Democratizing AI: US-based start-up releases ChatGPT-like models for free
Cerebras Systems, an artificial intelligence chip start-up based in Silicon Valley, has released ChatGPT-like models for use in the field of research and business. These AI models are being offered for free. A total of seven models, which are trained on the company's AI-focused supercomputer called Andromeda, have been released, including a 111 million parameter language model to a larger 13 billion parameter model.

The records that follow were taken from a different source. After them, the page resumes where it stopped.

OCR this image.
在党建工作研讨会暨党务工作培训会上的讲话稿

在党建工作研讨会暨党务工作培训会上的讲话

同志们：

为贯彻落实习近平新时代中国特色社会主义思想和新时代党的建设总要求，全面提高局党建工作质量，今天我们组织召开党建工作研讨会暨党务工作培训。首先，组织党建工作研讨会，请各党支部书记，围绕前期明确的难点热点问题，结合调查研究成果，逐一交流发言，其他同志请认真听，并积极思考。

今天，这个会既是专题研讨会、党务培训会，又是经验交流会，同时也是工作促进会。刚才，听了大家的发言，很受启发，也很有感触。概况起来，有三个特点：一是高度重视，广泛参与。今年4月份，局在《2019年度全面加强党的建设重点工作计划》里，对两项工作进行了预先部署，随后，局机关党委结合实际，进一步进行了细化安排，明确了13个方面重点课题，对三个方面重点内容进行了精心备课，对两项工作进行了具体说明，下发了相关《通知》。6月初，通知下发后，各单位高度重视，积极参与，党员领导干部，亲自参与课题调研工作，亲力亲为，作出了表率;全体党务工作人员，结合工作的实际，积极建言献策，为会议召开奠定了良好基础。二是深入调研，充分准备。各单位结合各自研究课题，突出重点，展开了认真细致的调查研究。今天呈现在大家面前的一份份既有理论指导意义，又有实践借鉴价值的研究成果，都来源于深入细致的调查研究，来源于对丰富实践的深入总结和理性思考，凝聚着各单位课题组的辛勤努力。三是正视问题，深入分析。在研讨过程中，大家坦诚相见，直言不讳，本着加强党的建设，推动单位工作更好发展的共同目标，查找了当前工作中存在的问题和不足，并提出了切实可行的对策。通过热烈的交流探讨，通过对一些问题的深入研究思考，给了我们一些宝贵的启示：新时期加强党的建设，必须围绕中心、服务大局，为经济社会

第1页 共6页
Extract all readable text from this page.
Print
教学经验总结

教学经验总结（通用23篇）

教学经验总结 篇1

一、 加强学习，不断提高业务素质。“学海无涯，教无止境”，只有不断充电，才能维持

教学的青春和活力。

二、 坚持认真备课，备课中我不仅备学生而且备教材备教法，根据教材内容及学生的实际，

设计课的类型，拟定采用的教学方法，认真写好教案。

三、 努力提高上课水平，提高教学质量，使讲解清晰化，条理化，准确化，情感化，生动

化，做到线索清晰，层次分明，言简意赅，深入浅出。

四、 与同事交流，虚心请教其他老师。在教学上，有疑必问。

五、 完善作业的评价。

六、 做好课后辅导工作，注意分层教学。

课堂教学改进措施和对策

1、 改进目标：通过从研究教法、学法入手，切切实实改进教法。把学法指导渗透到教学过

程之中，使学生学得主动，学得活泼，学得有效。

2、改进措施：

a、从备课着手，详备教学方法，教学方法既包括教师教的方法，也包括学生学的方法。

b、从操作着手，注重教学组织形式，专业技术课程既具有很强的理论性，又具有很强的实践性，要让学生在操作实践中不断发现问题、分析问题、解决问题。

Why does this story matter?
Artificial Intelligence is one of the biggest trends of 2023 and for all the promising and not-so-promising reasons. OpenAI has already pocked billions from Microsoft while Google, Meta, and others rush to attract other investors. For the common public, Cerebras has released a handful of AI models to democratize the technology. These models are said to "use less energy than any existing public models."
In comparison to Cerebras's AI models, ChatGPT is very advanced
OpenAI's conversational chatbot ChatGPT has 175 billion parameters, which are essentially the values the Large Language Model (LLM) can update as it learns. In comparison, Cerebras's top AI model has been trained on 13 billion parameters. The parameters of the latest GPT-4 are rumored to be around 100 trillion. Both GPT-4 and GPT-3.5 are trained on the Azure AI supercomputer.
Smaller language models can be used on phones
Smaller language models can be used on phones or smart speakers while the bigger ones can run on PCs or servers, as per the company. But larger models might not necessarily translate to better. "There's been some interesting papers published that show that (a smaller model) can be accurate if you train it more," said Karl Freund, a chip consultant.
Most AI models are trained on NVIDIA's chips
"There is a big movement to close what has been open-sourced in AI...it's not surprising as there's now huge money in it," said Andrew Feldman, CEO and founder of Cerebras. "The excitement in the community, the progress we've made, has been in large part because it's been so open." Most of the current AI models are trained on NVIDIA's chips.
The biggest model took over a week to train
While the training typically takes up to a couple of months, Feldman said that the biggest model took over a week to train, owing to the architecture of the Cerebras system. The start-up uses its own chips for training AI models. The models trained on Cerebras machines can also be used on NVIDIA systems, added Feldman.